Dragon Magazine: Player Advice Collection (Part 5 of 6)

These are my reading notes of various Dragon Magazine articles. Learn more about the collection here.

This time the topic is Psionics. All articles bellow are from a Dragon Magazine #78 which dealt exclusively with Psionics in AD&D 1e.

Psionics is different... And that's putting it rather mildly

Author: Arthur Collins Issue: Dragon Magazine #78 Rating: ★★★★★

Arthur does a great job of explaining psionics, highlighting some issues, and offering potential workarounds. Authors often intertwine rules-as-written with their house rules, so I'm very grateful to Arthur for explicitly signposting what is RAW, what is his interpretation, and what is his proposed change.

Funny enough, his take on psionics is very much how I like to run things:

Let your player characters find out the hard way (if they ever do find out) that so-and-so is one of them. ... Let the possibility of psionics always be in the background, lurking around, waiting to surprise, horrify, and delight them.

This is a must-read for anyone interested in 1e psionics.

Overhauling the system: A three-part remedy for problems with psionics

Author: Robert Schroeck Issue: Dragon Magazine #78 Rating: ★☆☆☆☆

A title that oversells the content which ultimately boils down to three issues experienced by Robert. :

  1. Too strong level 1 characters » change psionic point acquisition.
  2. Psionic combat is black box to players » decide how much information to give based on the level of character with psionic talent.
  3. Player characters stop using psionic powers at higher levels » make their psionic powers atrophy when unused.

This is a brief two page article, but it just feel like filler compared to the comprehensive Psionics is different... by Arthur Collins.

Initially I ranked this one with two stars, but reduced it to one star because it introduces issues in one way (power, combat, non-use) and then solutions in different way (power, non-use, combat). Unforgivable.

And now, the pscionicist: A class that moves psionics into the mainstream

Author: Arthur Collins Issue: Dragon Magazine #78 Rating: ★★★★★

Arthur does it the second time in the same issue. Carefully thought out Psionicist class which can coexist with those who have psionic talents.

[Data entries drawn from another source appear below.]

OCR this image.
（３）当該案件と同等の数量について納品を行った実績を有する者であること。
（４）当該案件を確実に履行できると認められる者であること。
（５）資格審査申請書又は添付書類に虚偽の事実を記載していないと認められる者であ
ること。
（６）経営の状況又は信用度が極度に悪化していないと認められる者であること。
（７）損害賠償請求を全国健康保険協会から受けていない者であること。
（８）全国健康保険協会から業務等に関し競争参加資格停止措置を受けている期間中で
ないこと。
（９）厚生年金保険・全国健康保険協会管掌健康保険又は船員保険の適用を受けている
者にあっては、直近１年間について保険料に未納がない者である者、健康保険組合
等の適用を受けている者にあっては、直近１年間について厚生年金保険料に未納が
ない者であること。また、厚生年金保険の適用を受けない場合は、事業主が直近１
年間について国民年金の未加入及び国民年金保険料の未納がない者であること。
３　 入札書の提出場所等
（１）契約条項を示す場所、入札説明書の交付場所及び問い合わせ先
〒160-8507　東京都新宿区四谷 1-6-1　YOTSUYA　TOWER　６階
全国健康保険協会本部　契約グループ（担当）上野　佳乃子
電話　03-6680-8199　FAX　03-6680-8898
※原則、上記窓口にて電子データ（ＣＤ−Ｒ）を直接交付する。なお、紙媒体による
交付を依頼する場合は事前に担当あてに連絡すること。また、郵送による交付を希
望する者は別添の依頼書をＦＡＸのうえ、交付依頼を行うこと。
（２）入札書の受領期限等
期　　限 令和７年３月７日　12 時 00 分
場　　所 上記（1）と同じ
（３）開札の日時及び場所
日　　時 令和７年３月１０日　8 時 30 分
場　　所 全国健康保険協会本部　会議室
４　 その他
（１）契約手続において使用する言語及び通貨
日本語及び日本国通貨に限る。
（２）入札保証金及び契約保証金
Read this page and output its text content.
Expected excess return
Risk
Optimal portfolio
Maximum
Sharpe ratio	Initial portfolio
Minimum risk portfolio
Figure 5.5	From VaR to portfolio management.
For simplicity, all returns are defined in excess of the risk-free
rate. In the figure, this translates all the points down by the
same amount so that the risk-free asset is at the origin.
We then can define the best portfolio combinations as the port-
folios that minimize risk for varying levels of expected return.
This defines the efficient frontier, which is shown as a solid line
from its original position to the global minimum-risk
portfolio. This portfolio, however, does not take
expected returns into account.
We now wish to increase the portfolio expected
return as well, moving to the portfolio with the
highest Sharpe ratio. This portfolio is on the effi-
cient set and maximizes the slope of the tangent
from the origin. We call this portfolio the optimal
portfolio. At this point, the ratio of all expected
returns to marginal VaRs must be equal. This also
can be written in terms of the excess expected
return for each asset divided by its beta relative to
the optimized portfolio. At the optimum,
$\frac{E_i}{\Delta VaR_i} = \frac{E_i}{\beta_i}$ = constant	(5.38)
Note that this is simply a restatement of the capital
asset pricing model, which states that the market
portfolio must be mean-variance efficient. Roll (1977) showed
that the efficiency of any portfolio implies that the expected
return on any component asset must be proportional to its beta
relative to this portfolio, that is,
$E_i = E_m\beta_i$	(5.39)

It is for those characters who want to dedicate themselves to mastering the Talent. In addition to fleshing out the class, it also introduces several new Minor and Major Disciplines, as well as completely new Grand Disciplines.

Six new magic items are offered as well: shiral crystal, jerraman crystal, merasha (potion), transfer portal, mind link medallion, and wards major matrix.

Although the class slots in nicely with AD&D 1e rules, I personally will probably use it to flesh out Psionicist NPC rather than giving it to the players. Either way. it is a ell written article that I'll definitely include in the final collection.

Spells can be psionic, too: How and why magic resembles mental powers

Author: Kim John Issue: Dragon Magazine #78 Rating: ★☆☆☆☆

“Mom, what does this mean?”

“Mooom, what does this meeeaaan?!”

“Moooooooooooooooooooooom!”

Kim addresses why “spells resembling psionic powers” resemble psionic powers in six gruelling pages of dense, small three-column text.

Here, let me sum it up for you:

Characters and creatures who use psionic disciplines or related powers may not have the slightest inkling of the nature of the forces they're tapping; the important thing is that those forces obviously can be tapped and use for the benefit of the one who does so.

“Mom, what does this mean?”

“Mooom, what does this meeeaaan?!”

“Moooooooooooooooooooooom!”

What, you want really detailed explanation for each damn psionic power that resembles a spell? Then go read the full article.

No, this one won't make it into the final collection.

Psionics: Sage advice

Issue: Dragon Magazine #78 Rating: ★★★★★

Great complement to two articles by Arthur Collins.